So who knows why the owner of that lock re-faced it.  There were, and are, a lot of shade tree gunsmiths roaming around muzzleloader shoots and rendezvous, so it may have been somebody’s attempt to “fix” a frizzen that really just needed to be properly heat treated, or it might have been done in the mistaken belief that after so many shots it needed to be done to keep it sparking good.

But like we said, a properly made and heat treated modern frizzen shouldn’t need to be refaced unless it is severely worn. But, having said that, I will direct you to the picture of a brand new lock that I did have to re-face because it just absolutely would not harden enough to spark. It’s a copy of an original Ketland that was produced in a small run some years ago. I got it through the Museum of the Fur Trade in kit form (basically a box of castings). I don’t know what kind of steel it was made from, but it just absolutely would not give a spark until that frizzen was re-faced with a piece of high carbon steel. Dale Johnson re-faced it for me using a piece of steel out of a big sawmill band saw blade (you can contact him at 610 Swimming Pool Road, Hampton, TN 37658). It works just fine now.
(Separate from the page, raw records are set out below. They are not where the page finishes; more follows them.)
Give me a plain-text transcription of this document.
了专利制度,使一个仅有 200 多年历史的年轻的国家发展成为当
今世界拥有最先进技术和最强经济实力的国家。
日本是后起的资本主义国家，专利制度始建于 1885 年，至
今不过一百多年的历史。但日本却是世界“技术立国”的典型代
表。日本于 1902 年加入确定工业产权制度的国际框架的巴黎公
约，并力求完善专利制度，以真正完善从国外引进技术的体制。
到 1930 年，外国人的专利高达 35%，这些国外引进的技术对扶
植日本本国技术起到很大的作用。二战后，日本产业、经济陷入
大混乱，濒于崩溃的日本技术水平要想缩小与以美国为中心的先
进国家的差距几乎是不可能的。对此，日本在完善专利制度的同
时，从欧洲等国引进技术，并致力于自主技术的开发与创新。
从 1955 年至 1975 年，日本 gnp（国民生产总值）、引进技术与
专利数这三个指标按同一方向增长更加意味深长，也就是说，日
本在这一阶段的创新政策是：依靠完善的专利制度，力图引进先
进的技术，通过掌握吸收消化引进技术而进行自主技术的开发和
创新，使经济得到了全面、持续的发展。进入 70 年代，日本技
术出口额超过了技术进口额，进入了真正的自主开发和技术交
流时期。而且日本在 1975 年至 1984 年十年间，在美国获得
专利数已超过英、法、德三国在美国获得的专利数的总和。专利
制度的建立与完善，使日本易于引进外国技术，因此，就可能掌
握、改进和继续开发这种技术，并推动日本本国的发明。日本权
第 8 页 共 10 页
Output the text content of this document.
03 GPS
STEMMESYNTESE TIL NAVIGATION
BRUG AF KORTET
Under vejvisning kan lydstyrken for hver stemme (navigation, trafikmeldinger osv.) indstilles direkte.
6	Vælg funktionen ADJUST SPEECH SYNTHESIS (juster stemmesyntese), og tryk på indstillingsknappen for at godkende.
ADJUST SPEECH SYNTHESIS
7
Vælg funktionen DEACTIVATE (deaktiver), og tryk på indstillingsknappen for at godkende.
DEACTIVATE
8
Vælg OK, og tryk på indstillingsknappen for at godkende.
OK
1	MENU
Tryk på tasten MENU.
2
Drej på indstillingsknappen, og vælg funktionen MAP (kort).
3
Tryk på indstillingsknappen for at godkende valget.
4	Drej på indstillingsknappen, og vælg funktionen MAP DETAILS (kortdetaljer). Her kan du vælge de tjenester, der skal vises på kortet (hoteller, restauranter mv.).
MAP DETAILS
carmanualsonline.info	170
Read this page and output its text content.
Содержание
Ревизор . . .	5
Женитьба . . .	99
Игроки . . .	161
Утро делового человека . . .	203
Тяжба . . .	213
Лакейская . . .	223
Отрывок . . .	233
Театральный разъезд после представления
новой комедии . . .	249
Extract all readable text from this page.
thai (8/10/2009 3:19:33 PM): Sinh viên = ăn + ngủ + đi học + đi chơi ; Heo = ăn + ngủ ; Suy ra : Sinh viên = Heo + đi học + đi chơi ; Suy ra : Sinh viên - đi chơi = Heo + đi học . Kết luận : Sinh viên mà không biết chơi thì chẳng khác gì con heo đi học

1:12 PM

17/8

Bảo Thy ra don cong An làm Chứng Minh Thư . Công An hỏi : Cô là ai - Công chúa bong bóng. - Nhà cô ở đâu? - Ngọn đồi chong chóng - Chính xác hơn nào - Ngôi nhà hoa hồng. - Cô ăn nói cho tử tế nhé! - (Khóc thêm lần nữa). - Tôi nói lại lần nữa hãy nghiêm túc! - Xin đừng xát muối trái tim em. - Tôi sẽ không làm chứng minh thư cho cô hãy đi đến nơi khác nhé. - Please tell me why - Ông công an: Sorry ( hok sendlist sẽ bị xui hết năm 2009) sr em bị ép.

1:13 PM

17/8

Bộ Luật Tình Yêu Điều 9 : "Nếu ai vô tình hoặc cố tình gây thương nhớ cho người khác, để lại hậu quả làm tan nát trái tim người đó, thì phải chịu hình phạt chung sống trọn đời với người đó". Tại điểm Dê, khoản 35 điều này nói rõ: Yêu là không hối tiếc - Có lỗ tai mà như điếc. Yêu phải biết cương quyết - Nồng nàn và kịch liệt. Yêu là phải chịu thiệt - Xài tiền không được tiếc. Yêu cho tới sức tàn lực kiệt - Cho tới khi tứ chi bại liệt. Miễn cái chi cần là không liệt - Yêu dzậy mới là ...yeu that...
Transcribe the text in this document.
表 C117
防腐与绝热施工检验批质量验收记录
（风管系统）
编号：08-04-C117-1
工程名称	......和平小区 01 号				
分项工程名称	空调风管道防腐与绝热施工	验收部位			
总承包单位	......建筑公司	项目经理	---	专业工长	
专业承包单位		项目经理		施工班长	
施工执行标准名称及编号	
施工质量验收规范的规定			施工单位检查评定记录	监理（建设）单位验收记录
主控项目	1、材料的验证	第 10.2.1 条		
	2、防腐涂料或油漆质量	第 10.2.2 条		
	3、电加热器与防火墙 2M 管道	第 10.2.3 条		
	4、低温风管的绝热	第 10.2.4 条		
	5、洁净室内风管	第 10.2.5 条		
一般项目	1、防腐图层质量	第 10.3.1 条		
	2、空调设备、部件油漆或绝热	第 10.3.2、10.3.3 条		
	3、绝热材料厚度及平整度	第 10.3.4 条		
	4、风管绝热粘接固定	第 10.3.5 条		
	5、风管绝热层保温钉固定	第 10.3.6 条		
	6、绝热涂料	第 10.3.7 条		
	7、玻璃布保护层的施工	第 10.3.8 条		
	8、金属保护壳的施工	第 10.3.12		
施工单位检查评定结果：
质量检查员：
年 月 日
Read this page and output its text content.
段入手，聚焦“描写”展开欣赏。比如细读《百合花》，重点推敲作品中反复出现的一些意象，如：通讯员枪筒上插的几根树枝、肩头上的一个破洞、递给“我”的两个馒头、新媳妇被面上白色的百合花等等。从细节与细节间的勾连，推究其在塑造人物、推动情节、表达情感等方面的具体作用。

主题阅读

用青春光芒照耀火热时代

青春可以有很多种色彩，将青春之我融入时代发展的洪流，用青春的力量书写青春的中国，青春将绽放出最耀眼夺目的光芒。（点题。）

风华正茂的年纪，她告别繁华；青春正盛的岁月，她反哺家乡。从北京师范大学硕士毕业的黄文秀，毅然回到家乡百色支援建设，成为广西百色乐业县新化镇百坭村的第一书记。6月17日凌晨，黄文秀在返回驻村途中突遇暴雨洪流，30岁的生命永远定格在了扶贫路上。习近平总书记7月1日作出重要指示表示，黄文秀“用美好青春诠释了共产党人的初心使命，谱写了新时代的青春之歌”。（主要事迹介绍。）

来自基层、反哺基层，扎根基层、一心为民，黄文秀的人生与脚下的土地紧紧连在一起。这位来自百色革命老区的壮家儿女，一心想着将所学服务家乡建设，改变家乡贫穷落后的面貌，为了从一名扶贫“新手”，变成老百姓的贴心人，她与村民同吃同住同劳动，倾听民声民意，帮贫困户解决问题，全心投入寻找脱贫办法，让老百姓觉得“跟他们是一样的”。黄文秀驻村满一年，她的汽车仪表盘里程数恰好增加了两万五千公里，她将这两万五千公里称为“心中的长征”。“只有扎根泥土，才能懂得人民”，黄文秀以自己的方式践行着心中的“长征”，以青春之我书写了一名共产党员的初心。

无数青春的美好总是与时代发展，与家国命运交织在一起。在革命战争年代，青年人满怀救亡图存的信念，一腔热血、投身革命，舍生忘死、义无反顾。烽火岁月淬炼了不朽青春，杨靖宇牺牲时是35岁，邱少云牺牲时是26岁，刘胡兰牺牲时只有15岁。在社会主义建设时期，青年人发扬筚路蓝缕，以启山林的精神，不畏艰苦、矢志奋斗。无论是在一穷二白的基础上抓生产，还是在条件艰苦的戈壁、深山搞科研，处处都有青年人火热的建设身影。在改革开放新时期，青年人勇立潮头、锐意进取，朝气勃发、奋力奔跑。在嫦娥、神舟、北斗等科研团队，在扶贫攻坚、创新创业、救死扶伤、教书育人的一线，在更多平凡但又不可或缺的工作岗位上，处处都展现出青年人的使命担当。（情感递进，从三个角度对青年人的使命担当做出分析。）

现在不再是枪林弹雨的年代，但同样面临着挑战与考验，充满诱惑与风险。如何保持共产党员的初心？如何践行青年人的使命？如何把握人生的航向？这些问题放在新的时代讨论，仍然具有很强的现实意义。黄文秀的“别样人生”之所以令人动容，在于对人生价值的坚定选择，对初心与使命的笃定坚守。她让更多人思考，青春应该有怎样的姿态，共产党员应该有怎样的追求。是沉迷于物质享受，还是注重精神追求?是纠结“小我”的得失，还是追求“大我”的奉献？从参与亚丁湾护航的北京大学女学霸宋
Bevel Down:  If you have a lock that you suspect has one of these depleted uranium frizzen faces installed on it, you can find the radiation control agency for your state by going to the website of the Conference of Radiation Control Program Directors at https://www.crcpd.org/mpage/Map.  They should be able to help you get it tested and dispose of it properly if it turns out to be radioactive.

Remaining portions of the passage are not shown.